On Monday, December 12, Bird put on a special show. His set featured two halves - the first with several special guests and the second with Bird and his full band. After starting off the show solo with "Hole in the Ocean Floor," Bird welcomed classical singer-songwriter Gabriel Kahane on stage to perform a couple of songs with nothing but Bird's violin and Kahane's piano. Before diving into "Sic of Elephants," Bird explained that he originally wrote the song when George Bush was reelected as president, and then he adapted it for Donald Trump. He started to sing, "You were right, there was never reason to worry,"
and immediately the mood was lifted and the audience chuckled in unison. The song that was originally performed with Jim James sounded just as good with Kahane. Then Bird brought out Chris Thile, who I personally hardcore fan-girled over. Thile, best known as the frontman for bluegrass group The Punch Brothers and acoustic trio Nickel Creek is noted as one of the greatest mandolin players of all time. He's essentially the Jimi Hendrix of mandolins, and he proved that during the show.
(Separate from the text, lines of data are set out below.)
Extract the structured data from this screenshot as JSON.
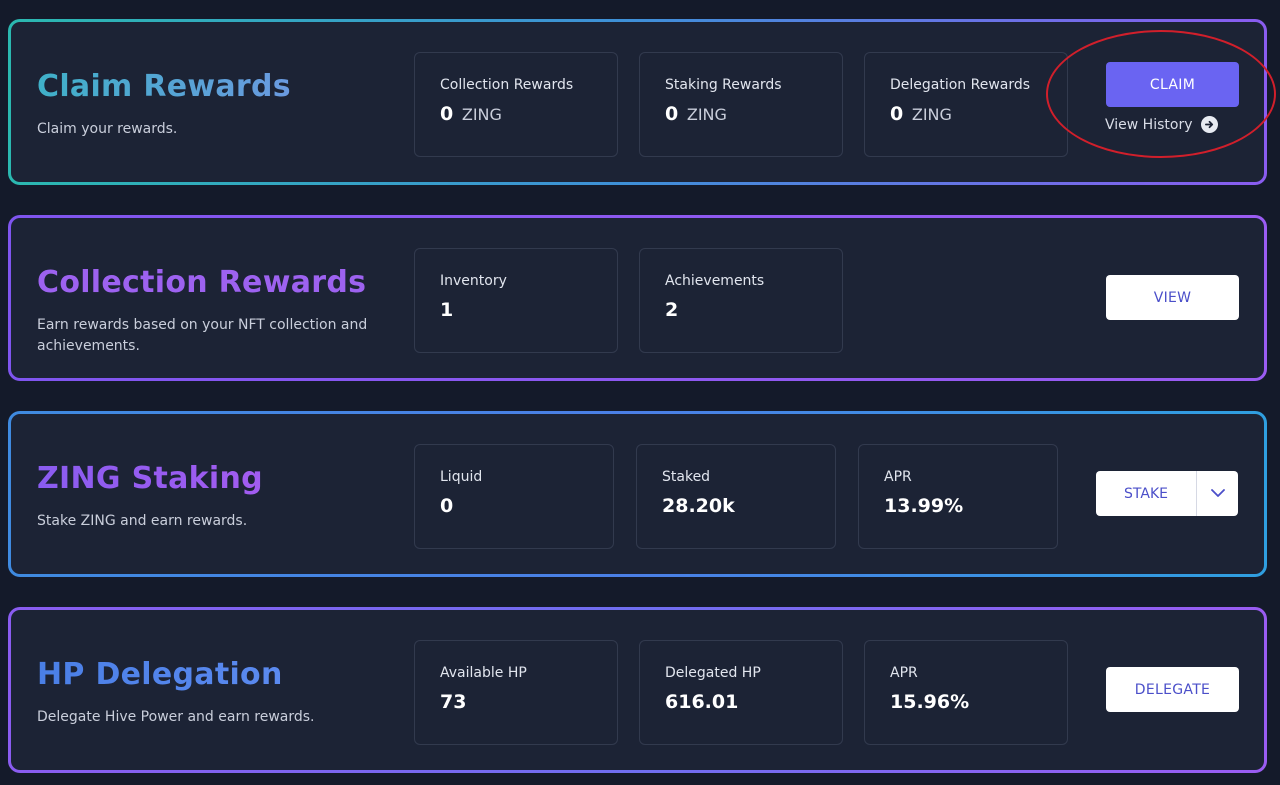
{
  "claim": {
    "title": "Claim Rewards",
    "subtitle": "Claim your rewards.",
    "stats": [
      {
        "label": "Collection Rewards",
        "value": "0",
        "unit": "ZING"
      },
      {
        "label": "Staking Rewards",
        "value": "0",
        "unit": "ZING"
      },
      {
        "label": "Delegation Rewards",
        "value": "0",
        "unit": "ZING"
      }
    ],
    "button_label": "CLAIM",
    "history_label": "View History"
  },
  "collection": {
    "title": "Collection Rewards",
    "subtitle": "Earn rewards based on your NFT collection and achievements.",
    "stats": [
      {
        "label": "Inventory",
        "value": "1"
      },
      {
        "label": "Achievements",
        "value": "2"
      }
    ],
    "button_label": "VIEW"
  },
  "staking": {
    "title": "ZING Staking",
    "subtitle": "Stake ZING and earn rewards.",
    "stats": [
      {
        "label": "Liquid",
        "value": "0"
      },
      {
        "label": "Staked",
        "value": "28.20k"
      },
      {
        "label": "APR",
        "value": "13.99%"
      }
    ],
    "button_label": "STAKE"
  },
  "delegation": {
    "title": "HP Delegation",
    "subtitle": "Delegate Hive Power and earn rewards.",
    "stats": [
      {
        "label": "Available HP",
        "value": "73"
      },
      {
        "label": "Delegated HP",
        "value": "616.01"
      },
      {
        "label": "APR",
        "value": "15.96%"
      }
    ],
    "button_label": "DELEGATE"
  },
  "colors": {
    "background": "#141a2a",
    "card": "#1c2335",
    "primary_button": "#6a64f2",
    "annotation": "#d11f2b"
  },
  "icons": {
    "history": "arrow-right-circle-icon",
    "dropdown": "chevron-down-icon"
  }
}
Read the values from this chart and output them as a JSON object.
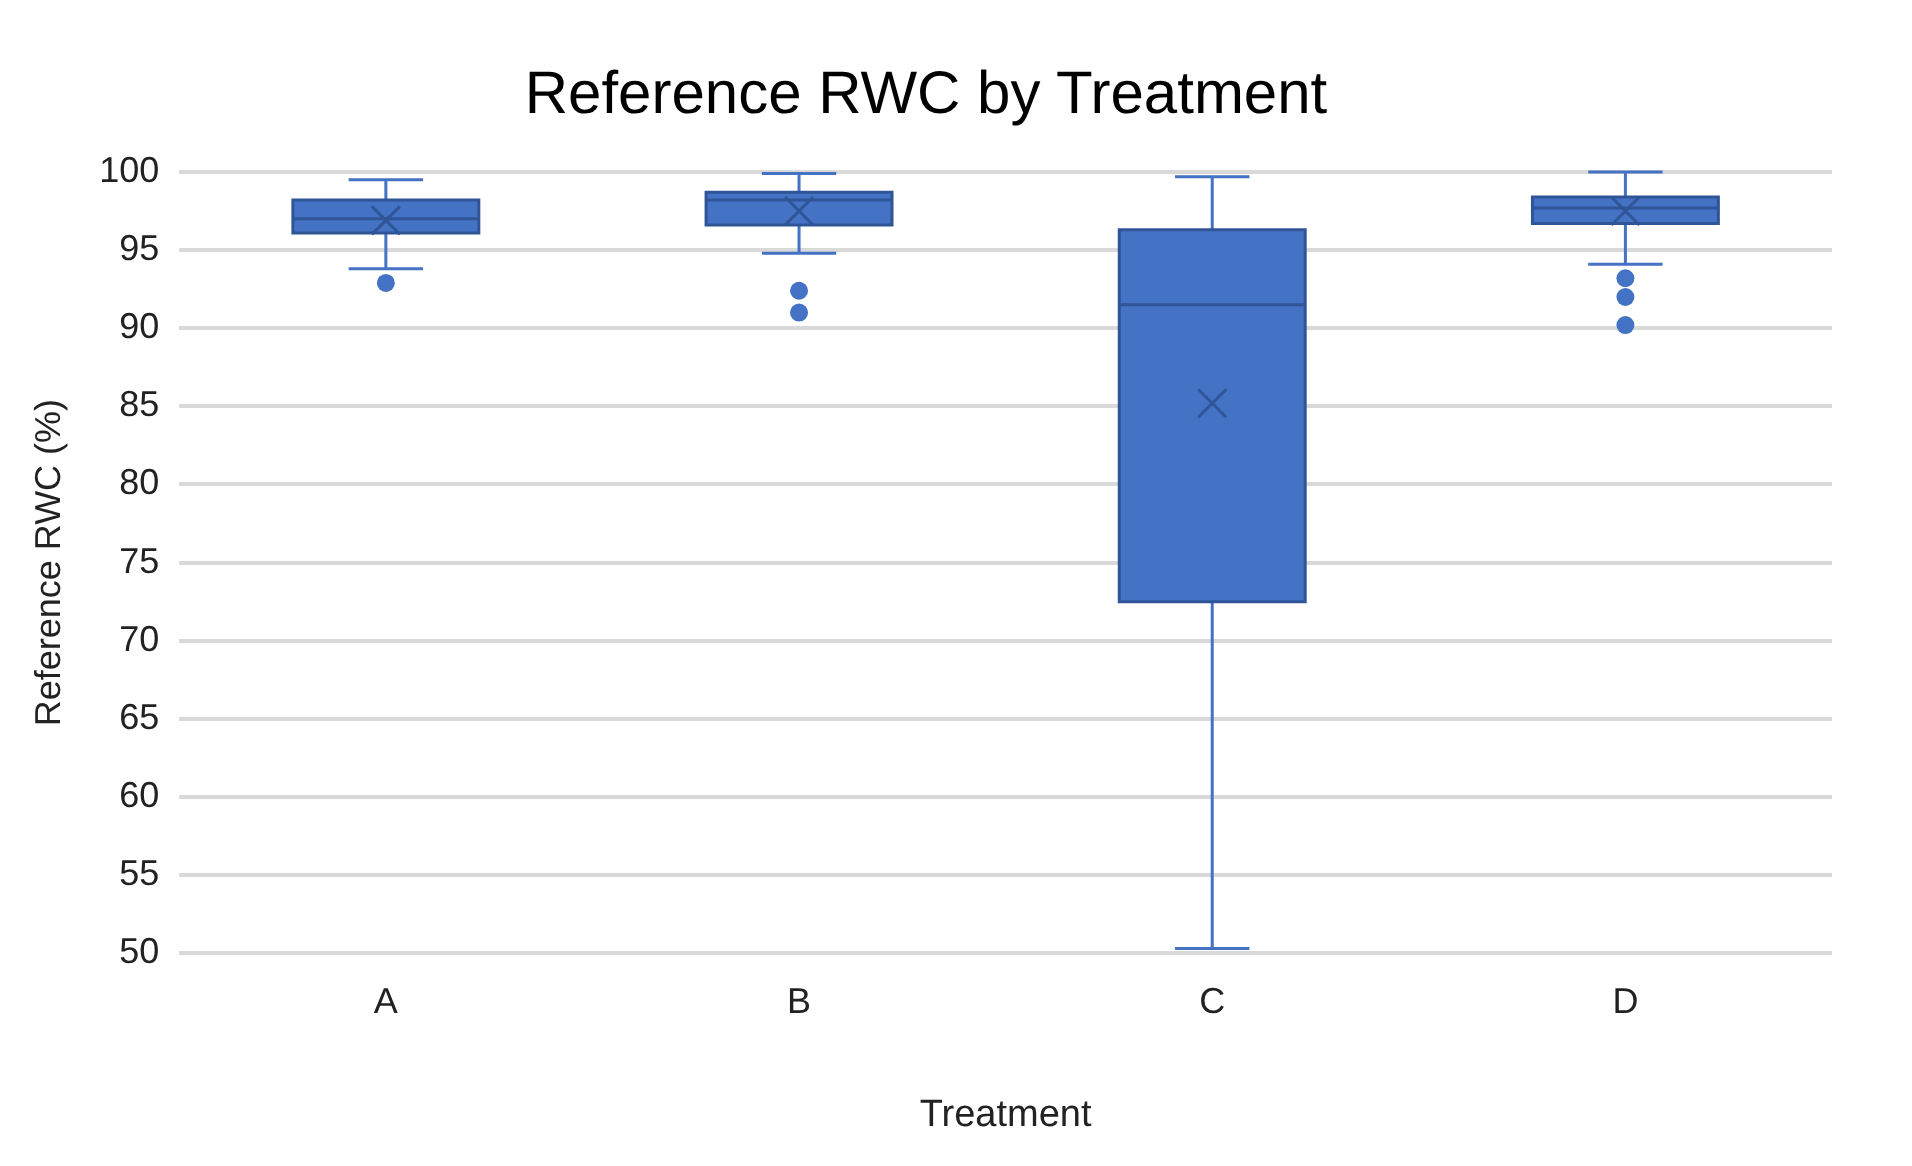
{
  "chart_data": {
    "type": "box",
    "title": "Reference RWC by Treatment",
    "xlabel": "Treatment",
    "ylabel": "Reference RWC (%)",
    "categories": [
      "A",
      "B",
      "C",
      "D"
    ],
    "color": "#4472c4",
    "boxes": [
      {
        "low": 93.8,
        "q1": 96.1,
        "median": 97.0,
        "q3": 98.2,
        "high": 99.5,
        "mean": 96.9,
        "outliers": [
          92.9
        ]
      },
      {
        "low": 94.8,
        "q1": 96.6,
        "median": 98.2,
        "q3": 98.7,
        "high": 99.9,
        "mean": 97.5,
        "outliers": [
          92.4,
          91.0
        ]
      },
      {
        "low": 50.3,
        "q1": 72.5,
        "median": 91.5,
        "q3": 96.3,
        "high": 99.7,
        "mean": 85.2
      },
      {
        "low": 94.1,
        "q1": 96.7,
        "median": 97.7,
        "q3": 98.4,
        "high": 100.0,
        "mean": 97.5,
        "outliers": [
          93.2,
          92.0,
          90.2
        ]
      }
    ],
    "ylim": [
      50,
      100
    ],
    "yticks": [
      50,
      55,
      60,
      65,
      70,
      75,
      80,
      85,
      90,
      95,
      100
    ],
    "grid": "y",
    "legend": false
  }
}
Soaring through "Saints Preservus," "Chemical Switches," and covers like The Handsome Family's "My Sister's Tiny Hands," Thile plucked his way into oblivion. Every time he'd solo, the audience would go nuts, and I think we all agreed that it would've been perfectly fine if he decided to stay on stage for the rest of the show (he came back for the encore though, and we'll take what we can get).
The next guest was the last person I would ever expect, the legendary Bob Dorough, a.k.a. the composer of the Schoolhouse Rock!
tunes. It was his 93rd birthday and he looked ecstatic to be there. He hopped on the piano bench and said, "Hey kids, this is the song that got me the gig!" And then began "Three Is a Magic Number." Yes, they actually played that song - and they didn't stop there! With Dorough leading on the piano and Bird on the violin/mic, Thile on the mandolin, and an unknown guitarist, bassist, and drummer, they also performed "Figure Eight" and "My Hero, Zero." It was surreal, and watching Bird attempting to sing the lyric "One times eight is eight, two times eight is 16 / Three times eight is 24, four times eight is 32 / And five times eight is 40, you know"
with a serious face was entertaining enough in itself.
"Capsized" marked the beginning of the second half. "We're going to push through tonight and play a lot of music tonight, so if you have to leave, that's cool. No worries," Bird said casually, which made us laugh again. And he wasn't kidding - they played a lot
of music, but some of the peaks were "Are You Serious," "Heretics," and "Left Handed Kisses" with stunning powerhouse vocalist Shilpa Ray taking Fiona Apple's place.
Getting to watch Bird loop violin harmonies, glockenspiel, whistles, and electric guitar over a soft bed of bass grooves and intricate drumming patterns is simultaneously calming and exhilarating. And getting to experience it in such an extravagant setting was just the icing on the cake. We actually got to see all of the sounds being made right there in front of our very eyes - Bird was not only a performer but a composer and producer (and a whistler!). On a cold mid-December night with the holidays quickly approaching, there was no performance more appropriate than the warmth of Andrew Bird and his band.